Diverse dancers, different movements

Diverse dancers, different movements

They treat dance like a work of art: something which is open for interpretation. They also treat dance as a democratic form: something that is not restricted to physical abilities of a person.

These are the tenets of Candoco Dance Company that works with abled and non-disabled dancers and believes in producing diverse range of dancers by playing on their strengths. The group is touring India and recently performed in the capital on the act ‘Studies with C’ that took inspiration from Tennessee Williams’ play Camino Real and Samuel Beckett’s Waiting for Godot.

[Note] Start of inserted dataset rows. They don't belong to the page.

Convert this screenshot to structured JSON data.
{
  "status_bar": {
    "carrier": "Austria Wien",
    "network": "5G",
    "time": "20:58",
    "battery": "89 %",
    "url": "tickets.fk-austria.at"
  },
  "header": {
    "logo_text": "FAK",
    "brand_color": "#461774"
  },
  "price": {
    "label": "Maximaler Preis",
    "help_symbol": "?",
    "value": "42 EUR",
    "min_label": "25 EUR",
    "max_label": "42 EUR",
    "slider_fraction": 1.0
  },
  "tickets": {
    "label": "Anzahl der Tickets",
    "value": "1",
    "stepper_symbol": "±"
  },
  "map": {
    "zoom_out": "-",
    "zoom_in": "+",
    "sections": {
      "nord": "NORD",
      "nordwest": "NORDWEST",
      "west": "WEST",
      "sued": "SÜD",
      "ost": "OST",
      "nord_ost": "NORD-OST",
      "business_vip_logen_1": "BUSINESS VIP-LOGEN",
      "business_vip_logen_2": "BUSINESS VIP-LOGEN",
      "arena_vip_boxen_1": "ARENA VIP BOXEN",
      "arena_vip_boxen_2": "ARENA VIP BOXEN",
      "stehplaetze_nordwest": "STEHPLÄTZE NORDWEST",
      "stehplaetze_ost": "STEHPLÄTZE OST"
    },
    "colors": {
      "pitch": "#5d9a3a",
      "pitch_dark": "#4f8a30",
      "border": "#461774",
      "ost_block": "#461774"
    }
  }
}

The performance depicted a couple trapped in a stagnating relationship, unable to escape the domestic world they inhabit because their reliance on each other has become so strong. This show was composed by award-winning choreographer Javier de Frutos. As Marianne Dicker, programme and touring producer, pointed out that the dance company believes in inviting different choreographers to highlight strengths of seven-membergroup.

“We invite a diverse range of different dancers as we always look at how they will create different movements. People having different bodies’ plays to our strength because it is a great way of creating something new,” Dicker told Metrolife.

“In a way we are democratising these performances and allow choreographers to find different way to bring out the best in them,” she added. According to Dicker, many choreographers have a tendency to delve deep into autobiographical details of an act or look at it aesthetically, but she emphasises that a performance should be open for interpretation. “It is extremely important that dance shouldn’t be interpreted in any one way. As you watch these dancers interact and connect at several reference points, we want them to let go of any expectation.”

The group chooses a variety of approaches to choreography so that the works remain fresh, bold and unexpected. On their website they have clearly mentioned that they “want to present choreographers who question their own practice and engage with pushing the boundaries of the art form and how it is presented on stage”.

“We are interested in exploring new dance forms and different dimensions of dance and this comes when we have different choreographers employing different techniques,” she says.